Par ailleurs, dans la psychologie selon James, il n’y a aucune place pour la métapsychologie – raison pour laquelle les psychanalystes américains de la première génération verront plutôt d’un mauvais œil les explications dites « mytho-symboliques » freudiennes de l’Œdipe et de la castration. Paradoxalement, aux États-Unis, ce pragmatisme s’accompagne d’un intérêt pour l’irrationalisme. Plutôt que de parler d’inconscient, James lui préfère le terme de subliminal self, sorte de substrat de la conscience et source d’un potentiel de croissance assez proche de ce que le philosophe Henri Bergson nomme « l’élan vital ».

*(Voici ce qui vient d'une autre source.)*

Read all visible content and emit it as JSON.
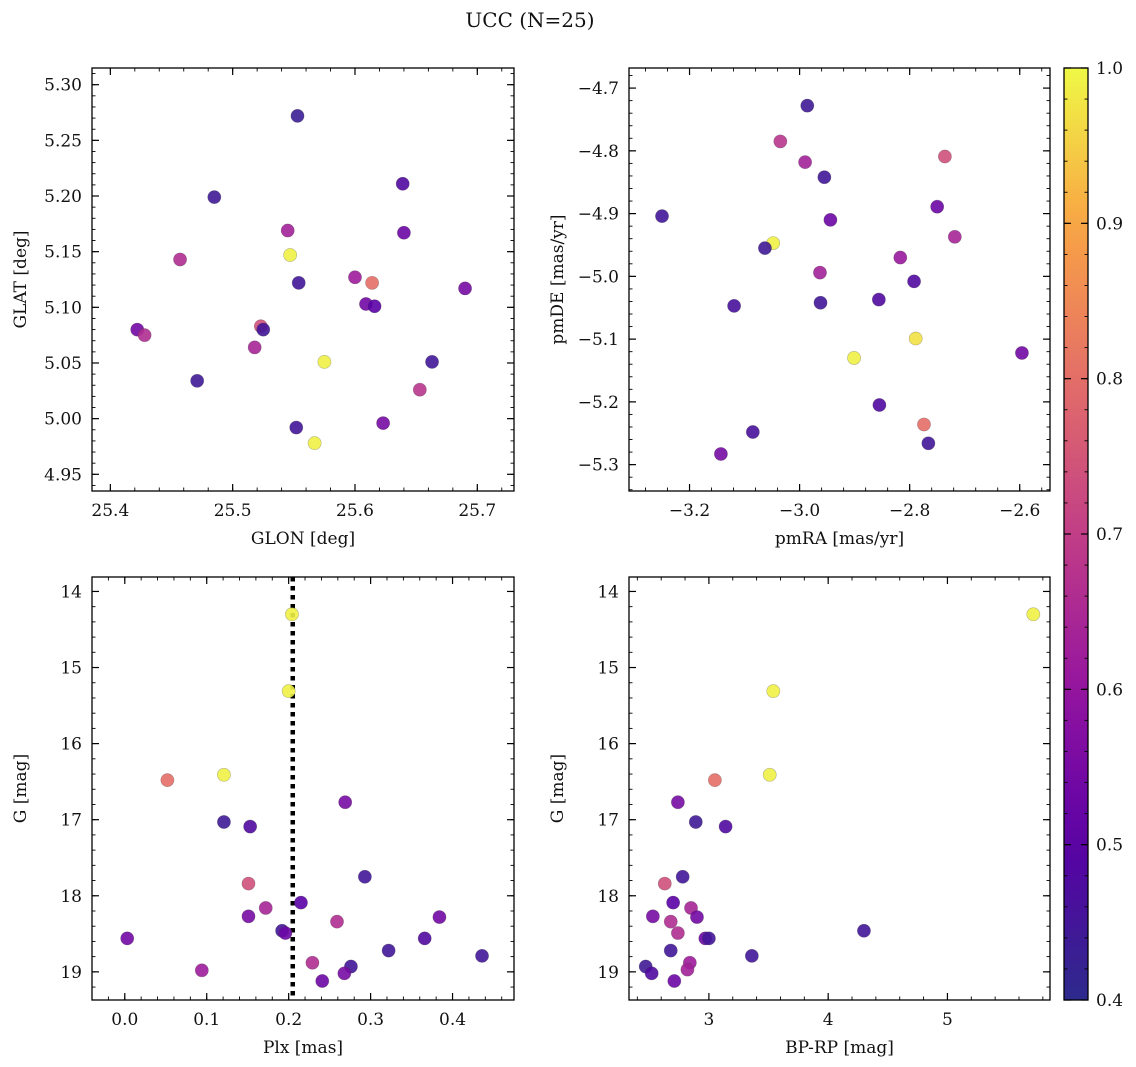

Freud s’empressera, au cours de ses conférences américaines, de faire part de sa désapprobation contre la conception bergsonienne du mental healing, selon laquelle l’esprit, loin d’être limité par la nature, contient de multiples forces créatrices, tandis que l’inconscient, une fois apprivoisé, « libérerait un pouvoir nouveau susceptible de favoriser le bonheur et le succès » (1). Le Viennois estime que ce volontarisme optimiste est à mille lieues de ce que démontre la psychanalyse : l’existence d’une contre-volonté, d’un inconscient qui fait de nous des individus divisés. En outre, il n’hésite pas à stigmatiser ces cures mentales d’inspiration religieuse, qu’il rapproche de la technique des medicine men amérindiens (2).
Quoi qu’il en soit, selon la psychanalyste Hélène Tessier, qui reprend notamment les travaux de l’historien Nathan Hale sur la psychanalyse américaine, « la convivialité de la psychanalyse avec les problèmes de l’époque, tels qu’ils se posaient aux États-Unis, a contribué à ancrer les concepts psychanalytiques dans la culture scientifique et populaire du temps et à la rendre perméable à ses courants les plus influents, notamment au pragmatisme, à l’irrationalisme, et au béhaviorisme ».
Contrairement à ce qui s’est produit à Vienne et dans une grande partie de l’Europe, où Freud tentera de singulariser la psychanalyse par rapport aux autres types de psychothérapie, la psychanalyse représente, dès son introduction aux États-Unis, une thérapie parmi d’autres. À partir de 1913, la psychothérapie à l’américaine s’inspire en effet de principes qui vont progressivement constituer le béhaviorisme, où le comportement observable est le seul objet de la psychologie. Mais aux États-Unis, le béhaviorisme ne s’est jamais présenté, contrairement à la lecture qu’on en fait en France, comme une théorie s’opposant à la psychanalyse. Ainsi, en 1916 (3), John Watson, le père du béhaviorisme américain, se dit convaincu de la justesse des idées de Freud concernant la persistance des habitudes relationnelles acquises dans l’enfance. À l’origine, la pratique psychanalytique américaine « s’apparentait sur bien des points à ce qui serait aujourd’hui considéré comme de la psychothérapie psychanalytique. Ainsi Brill, traducteur de Freud, propagateur de la psychanalyse aux États-Unis dès 1908, administrait à ses patients en analyse un questionnaire de 150 questions, afin de bien connaître leur milieu. Il définissait par ailleurs le transfert psychanalytique dans une perspective cognitivo-béhavioriste, comme un déplacement d’affect d’une personne à une autre, tel qu’il se produit dans toutes les relations de la vie », explique Hélène Tessier.